[Thailand] Media-public forum shines a light on bleak realities of election reporting

(L-R) Mongkol Bangprapa, Thai Journalists Association; Aimpong Boonyanupongse, Thai Public Broadcasting Service (PBS); Pinpaka Ngamson, Voice TV; Pravit Rojanaphruk, Khaosod English


Now that the long-awaited national election in Thailand is a certainty, how does the local media fare in the public eye in terms of its coverage of important issues that are relevant to the highly anticipated political exercise?

To address this fundamental question, representatives of various local news organizations, as well as specific segments of society including academe, youth, public institutions, and non-government organizations joined a one-day forum organized by the Southeast Asian Press Alliance (SEAPA) on Thursday, 31 January 2019 in Bangkok. Together they examined the role of the media in ensuring quality public participation and during transition periods. Highlights of the day-long discussions focused on the state of media reportage in the country.

The event, dubbed “Public Forum on Election and Media Coverage in Thailand: Challenges and Opportunities for Broadening Public Discourse,” drew around 60 participants, including journalists from other parts of the region. It was held at the Rembrandt Hotel in the Thai capital.

Thailand is scheduled to hold its first national vote in more than four years since the military overthrew in 2014 the then democratically elected government following long-drawn-out street protests.
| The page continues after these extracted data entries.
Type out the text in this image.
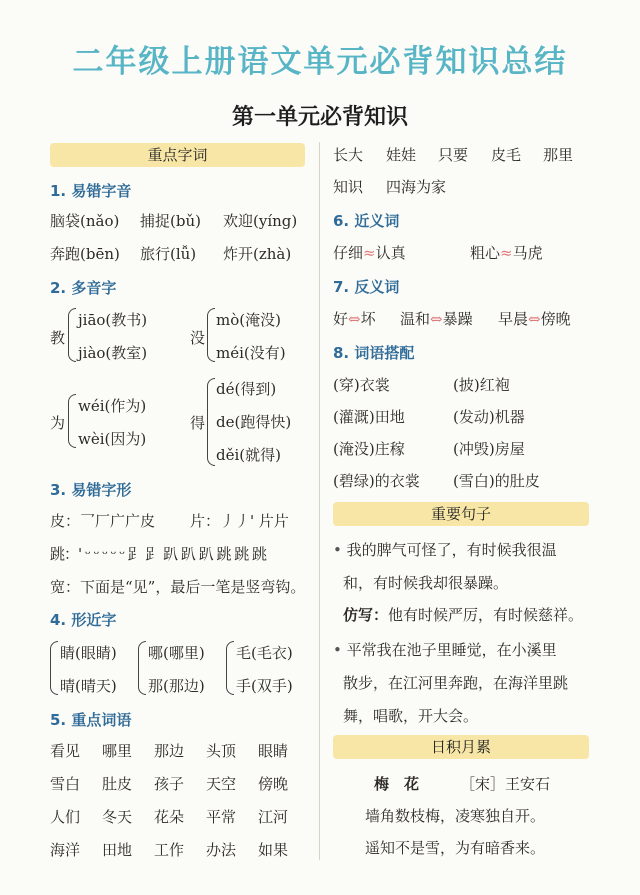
二年级上册语文单元必背知识总结
第一单元必背知识
重点字词
1. 易错字音
脑袋(nǎo) 捕捉(bǔ) 欢迎(yíng)
奔跑(bēn) 旅行(lǚ) 炸开(zhà)
2. 多音字
教
jiāo(教书)
jiào(教室)
没
mò(淹没)
méi(没有)
为
wéi(作为)
wèi(因为)
得
dé(得到)
de(跑得快)
děi(就得)
3. 易错字形
皮：乛厂广广皮 片：丿丿' 片片
跳：' ᵕ ᵕ ᵕ ᵕ ᵕ 𧾷 𧾷 趴 趴 趴 跳 跳 跳
宽：下面是“见”，最后一笔是竖弯钩。
4. 形近字
睛(眼睛)
晴(晴天)
哪(哪里)
那(那边)
毛(毛衣)
手(双手)
5. 重点词语
看见 哪里 那边 头顶 眼睛
雪白 肚皮 孩子 天空 傍晚
人们 冬天 花朵 平常 江河
海洋 田地 工作 办法 如果
长大 娃娃 只要 皮毛 那里
知识 四海为家
6. 近义词
仔细≈认真	粗心≈马虎
7. 反义词
好⇔坏 温和⇔暴躁 早晨⇔傍晚
8. 词语搭配
(穿)衣裳	(披)红袍
(灌溉)田地	(发动)机器
(淹没)庄稼	(冲毁)房屋
(碧绿)的衣裳 (雪白)的肚皮
重要句子
• 我的脾气可怪了，有时候我很温
和，有时候我却很暴躁。
仿写：他有时候严厉，有时候慈祥。
• 平常我在池子里睡觉，在小溪里
散步，在江河里奔跑，在海洋里跳
舞，唱歌，开大会。
日积月累
梅　花	［宋］王安石
墙角数枝梅，凌寒独自开。
遥知不是雪，为有暗香来。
Panel speakers all agreed that the media play an important role in civil and political conversations. A number of them mentioned the “framing” function of the media, referring to how specific issues or subjects of reports are presented to the public. Instead of highlighting events or personalities, they said, the media should focus on, and dig deeper into, the significance and impact of specific issues affecting the public.
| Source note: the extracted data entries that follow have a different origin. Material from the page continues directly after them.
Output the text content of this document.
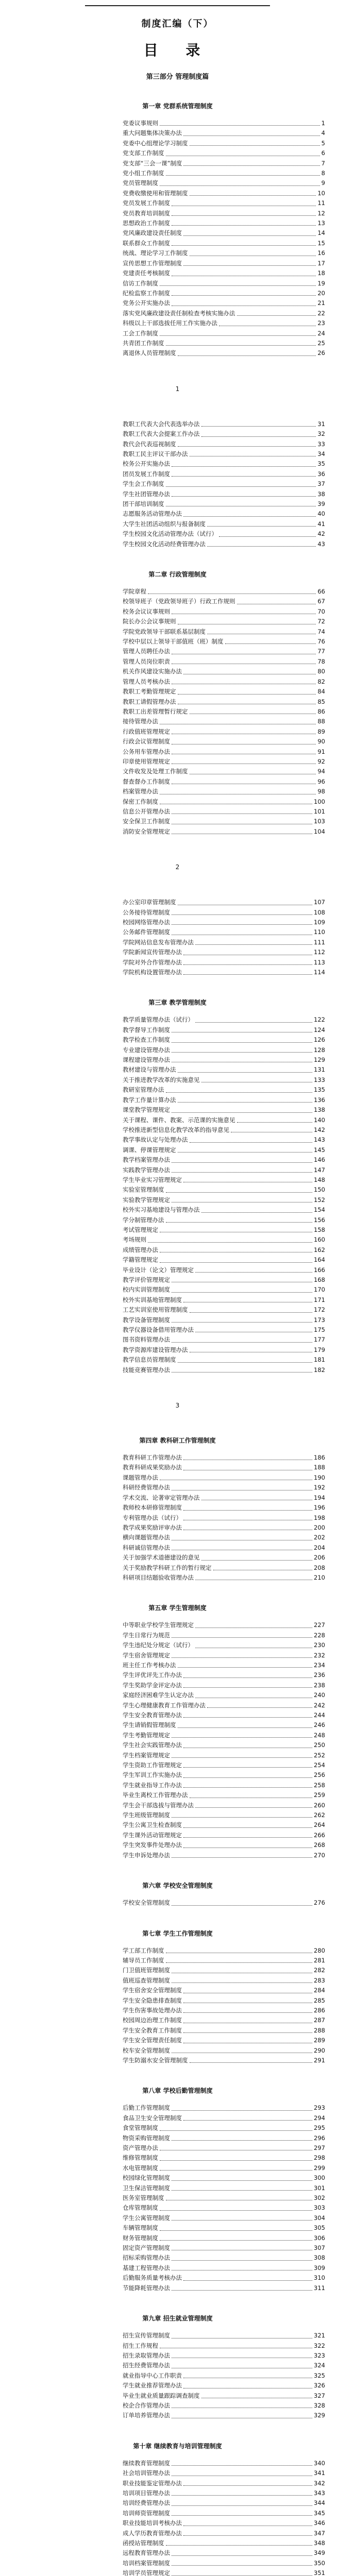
制度汇编（下）
目 录
第三部分 管理制度篇
第一章 党群系统管理制度
党委议事规则	1
重大问题集体决策办法	4
党委中心组理论学习制度	5
党支部工作制度	6
党支部“三会一课”制度	7
党小组工作制度	8
党员管理制度	9
党费收缴使用和管理制度	10
党员发展工作制度	11
党员教育培训制度	12
思想政治工作制度	13
党风廉政建设责任制度	14
联系群众工作制度	15
统战、理论学习工作制度	16
宣传思想工作管理制度	17
党建责任考核制度	18
信访工作制度	19
纪检监察工作制度	20
党务公开实施办法	21
落实党风廉政建设责任制检查考核实施办法	22
科级以上干部选拔任用工作实施办法	23
工会工作制度	24
共青团工作制度	25
离退休人员管理制度	26
1
教职工代表大会代表选举办法	31
教职工代表大会提案工作办法	32
教代会代表巡视制度	33
教职工民主评议干部办法	34
校务公开实施办法	35
团员发展工作制度	36
学生会工作制度	37
学生社团管理办法	38
团干部培训制度	39
志愿服务活动管理办法	40
大学生社团活动组织与报备制度	41
学生校园文化活动管理办法（试行）	42
学生校园文化活动经费管理办法	43
第二章 行政管理制度
学院章程	66
校领导班子（党政领导班子）行政工作规则	67
校务会议议事规则	70
院长办公会议事规则	72
学院党政领导干部联系基层制度	74
学校中层以上领导干部值班（班）制度	76
管理人员聘任办法	77
管理人员岗位职责	78
机关作风建设实施办法	80
管理人员考核办法	82
教职工考勤管理规定	84
教职工请假管理办法	85
教职工出差管理暂行规定	86
接待管理办法	88
行政值班管理规定	89
行政会议管理制度	90
公务用车管理办法	91
印章使用管理规定	92
文件收发及处理工作制度	94
督查督办工作制度	96
档案管理办法	98
保密工作制度	100
信息公开管理办法	101
安全保卫工作制度	103
消防安全管理规定	104
2
办公室印章管理制度	107
公务接待管理制度	108
校园网络管理办法	109
公务邮件管理制度	110
学院网站信息发布管理办法	111
学院新闻宣传管理办法	112
学院对外合作管理办法	113
学院机构设置管理办法	114
第三章 教学管理制度
教学质量管理办法（试行）	122
教学督导工作制度	124
教学检查工作制度	126
专业建设管理办法	128
课程建设管理办法	129
教材建设与管理办法	131
关于推进教学改革的实施意见	133
教研室管理办法	135
教学工作量计算办法	136
课堂教学管理规定	138
关于课程、课件、教案、示范课的实施意见	140
学校推进新型信息化教学改革的指导意见	142
教学事故认定与处理办法	143
调课、停课管理规定	145
教学档案管理办法	146
实践教学管理办法	147
学生毕业实习管理规定	148
实验室管理制度	150
实验教学管理规定	152
校外实习基地建设与管理办法	154
学分制管理办法	156
考试管理规定	158
考场规则	160
成绩管理办法	162
学籍管理规定	164
毕业设计（论文）管理规定	166
教学评价管理规定	168
校内实训管理制度	170
校外实训基地管理制度	171
工艺实训室使用管理制度	172
教学设备管理制度	173
教学仪器设备借用管理办法	175
图书资料管理办法	177
教学资源库建设管理办法	179
教学信息员管理制度	181
技能竞赛管理办法	182
3
第四章 教科研工作管理制度
教育科研工作管理办法	186
教育科研成果奖励办法	188
课题管理办法	190
科研经费管理办法	192
学术交流、论著审定管理办法	194
教师校本研修管理制度	196
专利管理办法（试行）	198
教学成果奖励评审办法	200
横向课题管理办法	202
科研诚信管理办法	204
关于加强学术道德建设的意见	206
关于奖励教学科研工作的暂行规定	208
科研项目结题验收管理办法	210
第五章 学生管理制度
中等职业学校学生管理规定	227
学生日常行为规范	228
学生违纪处分规定（试行）	230
学生宿舍管理规定	232
班主任工作考核办法	234
学生评优评先工作办法	236
学生奖助学金评定办法	238
家庭经济困难学生认定办法	240
学生心理健康教育工作管理办法	242
学生安全教育管理办法	244
学生请销假管理制度	246
学生考勤管理规定	248
学生社会实践管理办法	250
学生档案管理规定	252
学生资助工作管理规定	254
学生军训工作实施办法	256
学生就业指导工作办法	258
毕业生离校工作管理办法	259
学生会干部选拔与管理办法	260
学生班级管理制度	262
学生公寓卫生检查制度	264
学生课外活动管理规定	266
学生突发事件处理办法	268
学生申诉处理办法	270
第六章 学校安全管理制度
学校安全管理制度	276
第七章 学生工作管理制度
学工部工作制度	280
辅导员工作制度	281
门卫值班管理制度	282
值班巡查管理制度	283
学生宿舍安全管理制度	284
学生安全隐患排查制度	285
学生伤害事故处理办法	286
校园周边治理工作制度	287
学生安全教育工作制度	288
学生安全管理责任制度	289
校车安全管理制度	290
学生防溺水安全管理制度	291
第八章 学校后勤管理制度
后勤工作管理制度	293
食品卫生安全管理制度	294
食堂管理制度	295
物资采购管理制度	296
资产管理办法	297
维修管理制度	298
水电管理制度	299
校园绿化管理制度	300
卫生保洁管理制度	301
医务室管理制度	302
仓库管理制度	303
学生公寓管理制度	304
车辆管理制度	305
财务管理制度	306
固定资产管理制度	307
招标采购管理办法	308
基建工程管理办法	309
后勤服务质量考核办法	310
节能降耗管理办法	311
第九章 招生就业管理制度
招生宣传管理制度	321
招生工作规程	322
招生录取管理办法	323
招生经费管理办法	324
就业指导中心工作职责	325
学生就业推荐管理办法	326
毕业生就业质量跟踪调查制度	327
校企合作管理办法	328
订单培养管理办法	329
第十章 继续教育与培训管理制度
继续教育管理制度	340
社会培训管理办法	341
职业技能鉴定管理办法	342
培训项目管理办法	343
培训经费管理办法	344
培训师资管理制度	345
职业技能培训考核办法	346
成人学历教育管理办法	347
函授站管理制度	348
远程教育管理办法	349
培训档案管理制度	350
培训学员管理规定	351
“Most of the media are not aware that by themselves, they could set the agenda. (We should) step back and (see) how we frame public awareness and understanding about (issues),” said Khaosod English columnist and senior staff writer Pravit Rojanaphruk.
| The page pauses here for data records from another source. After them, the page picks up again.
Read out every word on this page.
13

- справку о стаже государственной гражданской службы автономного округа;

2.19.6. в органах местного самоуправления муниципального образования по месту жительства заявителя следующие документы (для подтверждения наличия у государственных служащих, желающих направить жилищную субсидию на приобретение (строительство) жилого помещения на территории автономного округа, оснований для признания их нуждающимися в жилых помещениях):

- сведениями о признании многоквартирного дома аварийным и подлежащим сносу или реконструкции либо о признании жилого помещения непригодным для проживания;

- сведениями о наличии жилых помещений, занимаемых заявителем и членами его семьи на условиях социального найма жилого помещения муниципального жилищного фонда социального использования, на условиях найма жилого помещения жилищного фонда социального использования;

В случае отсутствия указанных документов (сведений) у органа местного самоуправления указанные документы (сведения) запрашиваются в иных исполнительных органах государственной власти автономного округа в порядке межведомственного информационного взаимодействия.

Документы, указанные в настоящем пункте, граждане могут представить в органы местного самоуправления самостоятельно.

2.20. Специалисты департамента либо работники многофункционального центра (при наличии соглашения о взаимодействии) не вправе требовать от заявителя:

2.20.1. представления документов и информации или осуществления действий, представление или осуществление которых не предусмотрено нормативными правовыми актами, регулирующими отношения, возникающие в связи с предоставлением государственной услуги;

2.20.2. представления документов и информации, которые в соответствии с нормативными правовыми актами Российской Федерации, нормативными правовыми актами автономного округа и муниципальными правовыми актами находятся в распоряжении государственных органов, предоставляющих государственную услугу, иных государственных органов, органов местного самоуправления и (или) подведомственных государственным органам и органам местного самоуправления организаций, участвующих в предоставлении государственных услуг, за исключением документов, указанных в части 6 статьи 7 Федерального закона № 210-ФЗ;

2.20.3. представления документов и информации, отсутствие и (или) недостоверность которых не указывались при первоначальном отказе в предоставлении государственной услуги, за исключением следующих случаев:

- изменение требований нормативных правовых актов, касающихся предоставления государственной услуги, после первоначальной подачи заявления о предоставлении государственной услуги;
There was wide consensus that Thailand has not been in a “normal” situation since the country was thrust under military rule, with consequent impacts on fundamental liberties, the clampdown on which, notably press freedom and the right to free speech, has been severe.

Thailand ranked 14oth on the 2018 World Press Freedom Index of Reporters Without Borders (RSF).

Concerns around ensuring that the next election will be free, fair, and meaningful to the Thai public were expressed during the forum, alongside strong expectations that all stakeholders — particularly the media — must to step up and not be content with the “business as usual” mode of reporting.

Responding to the issues raised against the Thai media, resource speakers from the ranks of the media explained the challenges confronting them in today’s political milieu in Thailand.

Voice TV senior online editor Pinpaka Ngamson said: “For Thai media, we face certain limitations” in terms of resources as well as “ambiguous and stringent laws and regulations.”

Aimpong Boonyanupongse, editor at the Thai Public Broadcasting Service (PBS) and chief of the Thai PBS Election Watch, cited the “decreasing quality” of skills of today’s reporters.

He acknowledged the need to amplify diverse voices in media reports. “We have to show different groups, beliefs, and colors,” he stressed.

Boonyanupongse added that they are aware of the need to check their actions as media practitioners, adding that expectations of Thai PBS are high, being publicly funded.

In the previous session, civil society members faulted the media for not delving into policy issues. iLaw communications officer Nutchapakorn Nammueng said that in trying avoid appearing biased, the media gave scant attention to the information needs of the public. (Read more: “[Thailand] CSOs highlight role of the media during elections”)

On tackling media independence and the perceived propensity of the media toward “neutrality,” or inability, if not hesitation, to report important issues for fear of backlash, especially from the state authorities, Rojanaphruk of Khaosod English said the media must assert their rights. “We have to protect our rights, both for the media and the people, or else we face (a situation) where we don’t have real freedom to express ourselves,” he said.

Mongkol Bangprapa, secretary-general of the Thai Journalists Association (TJA) and Bangkok Post senior political reporter, said it is not enough for the media to provide only “factual information.”

“We should provide all the information without any reservation…you have to dig deeper (and) provide the background,” he said in closing.

But for many in the Thai media that may be easier said than done against the slew of challenges confronting them, not least of which is the repressive environment in which they media operate today in Thailand.

Bangprapa said TJA has appealed to the National Council for Peace and Order, the military junta, “to unlock all controls on the media.”

Until this plea is heard, those controls will remain firmly in place, even in the run-up to the upcoming vote.